The lipid core detection capability of the TVC Imaging System has thus far only been validated in vessels with a diameter ≤3.5 mm. Larger vessel diameter would mean an excessive blood depth and may trigger low signal outliers masked as black areas on the chemogram, providing false negative results. This may, however, also be affected by the optical opacity of the blood (related to haematocrit, LDL, etc.) and the centring of the catheter. Although this constitutes an important limitation of the NIRS assessment, it only affects the false negatives, and may have contributed to a falsely high negative LCBI in the patients with CCHD.

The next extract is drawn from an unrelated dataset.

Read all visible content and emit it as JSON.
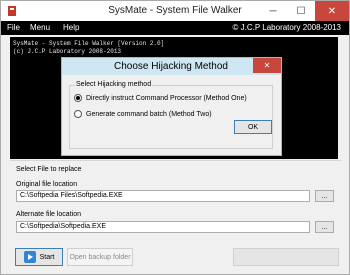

The IVUS-NIRS examination was only performed in the RCA, though a three-vessel examination might have been more effective for the evaluation of the extent of coronary atherosclerosis. However, we have no reason to believe that any differences among the three vessels could explain the findings. If the patients present with signs of atherosclerosis in at least one vessel, this disproves the hypothesis of an atheroprotective mechanism in these patients. We chose to assess the RCA partly because a complication on the left coronary tree would have been more harmful than on the right coronary tree, in an asymptomatic patient.
Conclusions
Our study showed that patients with CCHD have more dilated arteries than acyanotic controls. The degree of area stenosis measured by IVUS did not differ between the two groups. Both the patients with CCHD and the acyanotic controls presented with a low degree of stenosis which may be described as pre-atheroma. The relatively low prevalence of positive LCBI in the patients with CCHD possibly indicates a non-atherosclerotic IM proliferation.

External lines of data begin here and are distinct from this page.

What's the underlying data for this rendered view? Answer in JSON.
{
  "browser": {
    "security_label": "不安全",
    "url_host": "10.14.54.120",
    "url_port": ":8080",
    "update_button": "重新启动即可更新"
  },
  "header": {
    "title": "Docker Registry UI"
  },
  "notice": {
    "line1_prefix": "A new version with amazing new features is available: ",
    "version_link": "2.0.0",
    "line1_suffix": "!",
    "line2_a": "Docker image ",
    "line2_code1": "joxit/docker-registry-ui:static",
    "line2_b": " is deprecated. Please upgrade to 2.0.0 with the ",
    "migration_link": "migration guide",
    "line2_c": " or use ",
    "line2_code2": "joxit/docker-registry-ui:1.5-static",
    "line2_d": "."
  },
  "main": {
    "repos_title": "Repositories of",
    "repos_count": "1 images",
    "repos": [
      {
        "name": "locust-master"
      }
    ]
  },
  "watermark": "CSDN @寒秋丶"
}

Impact on daily practice Improved treatment options have led to an ageing population of patients with CCHD; however, the patients are often stated to be at reduced risk of developing atherosclerosis. The results of the present study show that patients with CCHD had more dilated coronary arteries than controls. Dilated arteries may challenge the detection of stenosis on angiographic assessments. The patients show the same prevalence of area stenosis and calcium deposit measured by IVUS, although a lower prevalence of vessel wall lipid measured by NIRS compared to controls. Classic atherosclerotic processes may not solely explain the IM changes in the coronary arteries of CCHD patients. |
Acknowledgements
We thank all the patients for their participation in this study. Further, we thank Bente Andersen and Bettina Løjmand Mark for their skilful contribution during the IVUS-NIRS image acquisition.
Funding
This work was supported by the Research Foundation of the Heart Centre, Rigshospitalet, and The Danish Heart Association [grant numbers 14-R97-A5000-26026, 15-R98-A5054-26033, 16-R99-A5076-26038].
Conflict of interest statement
T. Engstrøm reports personal fees from Boston Scientific, Abbott, Novo, Bayer, and Medtronic, outside the submitted work. M. Radu reports personal fees from St. Jude Medical, outside the submitted work. The other authors have no conflicts of interest to declare.